Pollis: What’s really behind salary inflation in MLB

From SABR member Lewie Pollis at Baseball Prospectus on December 24, 2014:

Nary a year has gone by in recent memory in which I can’t remember people talking about the growth in player salaries. Every offseason, it seems, we expect the free agent market to explode. In years with weak free agent classes we anticipate that the low supply will drive up wages; when there are several premium players available we say that the high talent level will lubricate teams’ wallets, or something. Then, after we see a couple second- or third-tier free agents get significantly more than anyone had expected, there’s a fear that that year’s inflation will be even higher than we’d thought. It’s one of the many cyclical talking points in the community of baseball analysis (I say this with love).

The typical explanation for why salaries have grown is the ever-increasing pool of money in baseball.

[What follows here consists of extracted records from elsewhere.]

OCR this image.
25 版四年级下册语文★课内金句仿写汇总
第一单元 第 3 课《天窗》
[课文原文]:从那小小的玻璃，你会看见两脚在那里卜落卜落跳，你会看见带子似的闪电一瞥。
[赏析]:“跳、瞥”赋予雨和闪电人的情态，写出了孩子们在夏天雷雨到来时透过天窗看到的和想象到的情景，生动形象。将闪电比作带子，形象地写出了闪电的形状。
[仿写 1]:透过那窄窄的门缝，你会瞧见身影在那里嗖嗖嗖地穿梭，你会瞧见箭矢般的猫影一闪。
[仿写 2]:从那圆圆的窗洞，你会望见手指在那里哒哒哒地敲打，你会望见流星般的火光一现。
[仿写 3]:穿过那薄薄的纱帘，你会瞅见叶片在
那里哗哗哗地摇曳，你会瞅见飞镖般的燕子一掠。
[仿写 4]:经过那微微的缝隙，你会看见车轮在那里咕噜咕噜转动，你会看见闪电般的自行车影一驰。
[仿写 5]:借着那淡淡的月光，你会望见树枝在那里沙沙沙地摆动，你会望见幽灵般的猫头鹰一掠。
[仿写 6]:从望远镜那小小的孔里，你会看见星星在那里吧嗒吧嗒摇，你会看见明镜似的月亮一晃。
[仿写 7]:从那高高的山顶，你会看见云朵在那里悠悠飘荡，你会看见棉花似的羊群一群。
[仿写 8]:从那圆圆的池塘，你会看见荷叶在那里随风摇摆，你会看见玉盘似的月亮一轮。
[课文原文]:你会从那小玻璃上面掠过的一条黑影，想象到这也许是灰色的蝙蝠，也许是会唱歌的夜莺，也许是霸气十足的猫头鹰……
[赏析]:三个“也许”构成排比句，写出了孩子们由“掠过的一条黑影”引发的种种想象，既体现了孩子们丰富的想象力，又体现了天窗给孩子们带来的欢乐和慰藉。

I certainly wouldn’t deny that it’s a factor, but there’s more to it than that. Any economist worth his or her salt will tell you that having more money doesn’t necessarily mean that it’s rational to spend more money. And besides, MLB team owners aren’t your typical corporate executives whose overarching goal is to maximize profits — much (if not most) of the value of a win to an organization comes not from increasing revenues but from the sheer joy of winning. We on the outside can’t tell teams how they should value a win (as distinct from how much they should pay for them) when its worth is largely subjective.

But if there’s more behind salary inflation than the influx of money in the game, what else is going on? I’ve developed a theory that I think can explain both what’s driving the increases in the cost of a win and why the inflationary pressure manifests itself in inconsistent ways. At the heart of my explanation is the economic phenomenon known as the “winner’s curse.”